I have a Jupyter Kernel working with PySpark.
> cat kernel.json
{"argv":["python","-m","sparkmagic.kernels.pysparkkernel.pysparkkernel", "-f", "{connection_file}"],
"display_name":"PySpark"
}
I want to modify this kernel to add a connection to cassandra. In script mode, I type :
pyspark \
--packages anguenot:pyspark-cassandra:0.7.0 \
--conf spark.cassandra.connection.host=12.34.56.78 \
--conf spark.cassandra.auth.username=cassandra \
--conf spark.cassandra.auth.password=cassandra
The script version works perfectly. But I would like to do the same in Jupyter.

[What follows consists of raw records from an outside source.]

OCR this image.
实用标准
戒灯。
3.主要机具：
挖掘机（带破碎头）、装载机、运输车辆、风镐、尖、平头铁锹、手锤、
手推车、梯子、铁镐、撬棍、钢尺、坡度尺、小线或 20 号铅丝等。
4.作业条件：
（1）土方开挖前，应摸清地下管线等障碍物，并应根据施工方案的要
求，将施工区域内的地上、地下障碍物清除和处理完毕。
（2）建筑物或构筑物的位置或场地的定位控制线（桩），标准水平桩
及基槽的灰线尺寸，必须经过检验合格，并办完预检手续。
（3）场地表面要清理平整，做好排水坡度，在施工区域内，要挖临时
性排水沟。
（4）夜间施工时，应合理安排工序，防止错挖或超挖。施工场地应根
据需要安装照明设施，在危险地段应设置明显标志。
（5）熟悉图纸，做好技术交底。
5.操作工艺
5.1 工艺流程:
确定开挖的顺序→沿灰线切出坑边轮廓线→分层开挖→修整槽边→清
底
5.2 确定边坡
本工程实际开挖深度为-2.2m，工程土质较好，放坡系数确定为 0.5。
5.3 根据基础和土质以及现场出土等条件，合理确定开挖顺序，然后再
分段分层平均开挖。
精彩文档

Where should I input these informations in my kernel ? I already tried both :
{"argv":["python","-m","sparkmagic.kernels.pysparkkernel.pysparkkernel", "-f", "{connection_file}"],
"display_name":"PySpark with Cassandra",
"spark.jars.packages": "anguenot:pyspark-cassandra:0.7.0",
"spark.cassandra.connection.host": "12.34.56.78",
"spark.cassandra.auth.username": "cassandra",
"spark.cassandra.auth.password": "cassandra"
}
and
{"argv":["python","-m","sparkmagic.kernels.pysparkkernel.pysparkkernel", "-f", "{connection_file}"],
"display_name":"PySpark with Cassandra",
"PYSPARK_SUBMIT_ARGS": "--packages anguenot:pyspark-cassandra:0.7.0 --conf spark.cassandra.connection.host=12.34.56.78 --conf spark.cassandra.auth.username=cassandra --conf spark.cassandra.auth.password=cassandra"
}
None of them are working. When I execute :
sqlContext.read\
.format("org.apache.spark.sql.cassandra")\
.options(table="my_table", keyspace="my_keyspace")\
.load()
I receive error java.lang.ClassNotFoundException: Failed to find data source: org.apache.spark.sql.cassandra
.
FYI : I am not creating the Spark session from within the notebook. The sc
object already exists when starting the kernel.